In the early Eighties, the success of two books, “L.L. Bean’s Guide to the Outdoors” and “L.L. Bean Games & Fish Cookbook,” helped ratchet up the awareness of the brand. “But in spite of all our efforts to remain who we were, consistent from year to year, L.L. Bean became fashionable, at least for a time,” Gorman writes. Sales went even higher when “The Official Preppy Handbook” featured L.L. Bean. But Gorman said that was also a time of “intense competition with other retailers, stores getting into catalogues, catalogue companies getting into retail and everyone getting into rugged outdoors apparel.”
Gorman pressed forward in the Nineties by extending product lines to add children’s apparel, home furnishings, more women’s performance-oriented apparel and other categories. That was also when he decided that the company should open stores beyond the Freeport flagship. Along the way, the retailer raised its profile by hosting seminars and training sessions, cross-country skiing, fly-tying, hunting safety, backpacking and a bevy of other activities.
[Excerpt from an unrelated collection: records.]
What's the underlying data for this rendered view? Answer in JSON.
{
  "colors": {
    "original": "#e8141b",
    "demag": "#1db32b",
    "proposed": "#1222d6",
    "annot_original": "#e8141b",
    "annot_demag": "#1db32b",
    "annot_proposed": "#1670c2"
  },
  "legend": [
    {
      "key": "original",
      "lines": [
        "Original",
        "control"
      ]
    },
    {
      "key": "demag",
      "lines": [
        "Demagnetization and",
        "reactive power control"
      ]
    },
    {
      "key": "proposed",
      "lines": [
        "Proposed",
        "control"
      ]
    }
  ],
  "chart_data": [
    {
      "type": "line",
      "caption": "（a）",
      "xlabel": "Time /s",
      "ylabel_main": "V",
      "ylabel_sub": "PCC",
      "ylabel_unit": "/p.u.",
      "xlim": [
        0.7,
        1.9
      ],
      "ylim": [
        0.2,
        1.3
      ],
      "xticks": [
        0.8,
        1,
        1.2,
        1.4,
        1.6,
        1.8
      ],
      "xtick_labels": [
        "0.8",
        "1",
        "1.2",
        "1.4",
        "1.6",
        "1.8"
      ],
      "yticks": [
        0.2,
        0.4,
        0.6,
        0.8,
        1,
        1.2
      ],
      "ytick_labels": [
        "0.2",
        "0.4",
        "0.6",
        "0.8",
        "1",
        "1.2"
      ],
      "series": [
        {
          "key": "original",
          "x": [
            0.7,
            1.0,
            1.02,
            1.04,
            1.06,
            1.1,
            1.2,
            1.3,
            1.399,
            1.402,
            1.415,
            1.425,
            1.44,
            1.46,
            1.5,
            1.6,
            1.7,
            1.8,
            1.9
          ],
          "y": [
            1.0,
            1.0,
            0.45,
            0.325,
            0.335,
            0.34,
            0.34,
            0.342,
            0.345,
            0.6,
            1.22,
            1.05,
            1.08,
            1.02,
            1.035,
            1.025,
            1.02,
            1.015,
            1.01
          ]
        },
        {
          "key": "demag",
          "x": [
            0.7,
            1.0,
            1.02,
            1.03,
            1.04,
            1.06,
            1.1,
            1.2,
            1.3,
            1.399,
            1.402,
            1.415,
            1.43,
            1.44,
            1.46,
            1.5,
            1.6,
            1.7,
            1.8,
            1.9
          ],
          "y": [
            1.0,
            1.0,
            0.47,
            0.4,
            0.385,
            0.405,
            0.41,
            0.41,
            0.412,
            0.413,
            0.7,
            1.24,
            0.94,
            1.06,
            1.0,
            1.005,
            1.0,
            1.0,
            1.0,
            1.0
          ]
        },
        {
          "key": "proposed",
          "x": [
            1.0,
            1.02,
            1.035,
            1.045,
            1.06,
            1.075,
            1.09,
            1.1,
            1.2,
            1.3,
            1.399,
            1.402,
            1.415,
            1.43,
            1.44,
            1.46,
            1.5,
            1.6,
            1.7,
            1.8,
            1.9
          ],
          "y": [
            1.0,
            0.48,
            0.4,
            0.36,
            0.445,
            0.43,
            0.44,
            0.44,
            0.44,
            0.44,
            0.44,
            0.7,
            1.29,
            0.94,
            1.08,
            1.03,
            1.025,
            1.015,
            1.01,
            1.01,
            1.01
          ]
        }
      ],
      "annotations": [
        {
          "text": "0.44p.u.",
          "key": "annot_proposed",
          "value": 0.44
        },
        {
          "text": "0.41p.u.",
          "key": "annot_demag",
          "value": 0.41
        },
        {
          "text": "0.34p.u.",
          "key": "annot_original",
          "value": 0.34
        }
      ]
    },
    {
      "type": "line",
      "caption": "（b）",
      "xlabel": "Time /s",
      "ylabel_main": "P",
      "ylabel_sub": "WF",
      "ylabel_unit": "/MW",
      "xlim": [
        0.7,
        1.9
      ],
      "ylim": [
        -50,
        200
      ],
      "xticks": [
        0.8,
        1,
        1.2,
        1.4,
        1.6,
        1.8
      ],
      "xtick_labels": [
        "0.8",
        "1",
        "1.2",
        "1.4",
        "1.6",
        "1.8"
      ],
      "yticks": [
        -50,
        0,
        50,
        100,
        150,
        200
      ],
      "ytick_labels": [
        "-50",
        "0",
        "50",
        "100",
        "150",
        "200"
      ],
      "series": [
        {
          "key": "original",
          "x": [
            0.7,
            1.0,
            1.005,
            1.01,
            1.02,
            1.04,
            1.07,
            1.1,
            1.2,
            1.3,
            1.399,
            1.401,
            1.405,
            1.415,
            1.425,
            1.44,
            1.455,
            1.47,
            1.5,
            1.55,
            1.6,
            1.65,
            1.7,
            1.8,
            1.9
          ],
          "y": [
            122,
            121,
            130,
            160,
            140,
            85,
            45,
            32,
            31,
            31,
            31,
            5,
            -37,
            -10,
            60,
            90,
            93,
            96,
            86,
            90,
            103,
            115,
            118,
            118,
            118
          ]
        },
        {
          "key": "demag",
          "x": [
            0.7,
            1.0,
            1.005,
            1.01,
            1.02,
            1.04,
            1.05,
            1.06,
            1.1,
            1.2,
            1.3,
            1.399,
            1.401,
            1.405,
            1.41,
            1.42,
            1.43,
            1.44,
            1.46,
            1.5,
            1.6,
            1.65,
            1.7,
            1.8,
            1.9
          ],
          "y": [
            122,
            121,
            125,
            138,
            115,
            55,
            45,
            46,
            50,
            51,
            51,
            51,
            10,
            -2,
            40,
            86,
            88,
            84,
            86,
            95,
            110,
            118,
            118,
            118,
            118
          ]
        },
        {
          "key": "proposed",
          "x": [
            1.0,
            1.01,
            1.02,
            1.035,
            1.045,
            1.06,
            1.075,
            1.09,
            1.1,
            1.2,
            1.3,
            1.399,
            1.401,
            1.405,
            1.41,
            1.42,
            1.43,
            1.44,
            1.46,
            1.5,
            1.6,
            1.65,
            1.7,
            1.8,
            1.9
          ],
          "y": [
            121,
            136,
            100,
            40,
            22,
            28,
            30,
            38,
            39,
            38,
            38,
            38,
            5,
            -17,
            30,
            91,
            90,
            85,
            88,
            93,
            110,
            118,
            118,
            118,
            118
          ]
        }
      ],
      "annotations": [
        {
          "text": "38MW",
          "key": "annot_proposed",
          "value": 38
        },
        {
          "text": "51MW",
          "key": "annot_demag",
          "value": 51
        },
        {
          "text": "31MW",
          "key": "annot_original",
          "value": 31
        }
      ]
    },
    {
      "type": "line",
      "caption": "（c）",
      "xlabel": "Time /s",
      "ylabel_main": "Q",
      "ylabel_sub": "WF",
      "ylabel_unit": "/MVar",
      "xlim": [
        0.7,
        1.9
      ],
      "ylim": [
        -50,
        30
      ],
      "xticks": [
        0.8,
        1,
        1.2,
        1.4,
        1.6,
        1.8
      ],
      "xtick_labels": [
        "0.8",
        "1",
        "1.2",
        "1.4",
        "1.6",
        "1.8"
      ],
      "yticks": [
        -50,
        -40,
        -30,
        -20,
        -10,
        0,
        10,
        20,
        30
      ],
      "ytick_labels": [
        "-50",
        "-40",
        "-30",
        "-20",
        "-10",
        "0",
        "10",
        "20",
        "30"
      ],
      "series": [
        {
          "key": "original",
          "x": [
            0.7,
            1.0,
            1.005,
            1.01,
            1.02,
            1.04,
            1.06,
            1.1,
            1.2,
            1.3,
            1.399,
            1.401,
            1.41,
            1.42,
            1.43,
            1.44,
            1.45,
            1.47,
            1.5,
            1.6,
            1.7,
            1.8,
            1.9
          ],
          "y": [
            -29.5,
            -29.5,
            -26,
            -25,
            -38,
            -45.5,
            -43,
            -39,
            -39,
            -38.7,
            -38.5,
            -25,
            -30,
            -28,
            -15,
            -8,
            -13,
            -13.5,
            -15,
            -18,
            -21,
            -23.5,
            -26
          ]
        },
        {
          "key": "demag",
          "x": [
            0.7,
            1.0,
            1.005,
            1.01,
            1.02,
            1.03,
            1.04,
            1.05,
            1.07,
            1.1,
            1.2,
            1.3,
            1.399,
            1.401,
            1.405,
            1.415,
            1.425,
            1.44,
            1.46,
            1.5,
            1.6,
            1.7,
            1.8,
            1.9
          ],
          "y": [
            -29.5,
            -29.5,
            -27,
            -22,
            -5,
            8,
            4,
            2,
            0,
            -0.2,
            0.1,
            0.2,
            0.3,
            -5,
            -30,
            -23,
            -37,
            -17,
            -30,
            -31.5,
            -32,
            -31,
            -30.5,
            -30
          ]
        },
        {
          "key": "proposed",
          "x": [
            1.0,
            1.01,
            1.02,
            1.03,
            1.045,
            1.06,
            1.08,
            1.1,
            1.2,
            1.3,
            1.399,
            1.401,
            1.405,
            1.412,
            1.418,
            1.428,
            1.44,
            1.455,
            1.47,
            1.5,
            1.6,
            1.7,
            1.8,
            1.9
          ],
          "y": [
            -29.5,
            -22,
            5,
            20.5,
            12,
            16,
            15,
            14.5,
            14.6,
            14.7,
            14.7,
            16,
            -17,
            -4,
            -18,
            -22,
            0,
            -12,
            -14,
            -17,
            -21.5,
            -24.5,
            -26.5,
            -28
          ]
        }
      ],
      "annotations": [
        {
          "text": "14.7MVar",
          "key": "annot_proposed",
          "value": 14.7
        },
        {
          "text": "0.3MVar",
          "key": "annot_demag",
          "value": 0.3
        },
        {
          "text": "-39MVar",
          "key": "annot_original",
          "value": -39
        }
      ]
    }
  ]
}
“This is not a how-to-do-it book,” Gorman said. “People should read the book and draw from whatever conclusions they are connecting on. I’m not saying what L.L. did was the right way. I’m presenting a factual account of what he did do.”
He is equally candid about transitioning out of his own leadership role. “Presidential succession is always a tricky situation even with the best people and the best of intentions. I don’t know that there are many people who went from a pure novice to an entrepreneur to a professional manager to a strategist to an emeritus who lived to tell about it. I started out as a hands-on manager but became more inclusive and process-oriented, getting other people involved with the decision rather than making it myself.”
Like his grandfather, Gorman still practices what he pitches. “I wear L.L. Bean or use it every day, whether it’s a fly rod or a flannel shirt,” he said.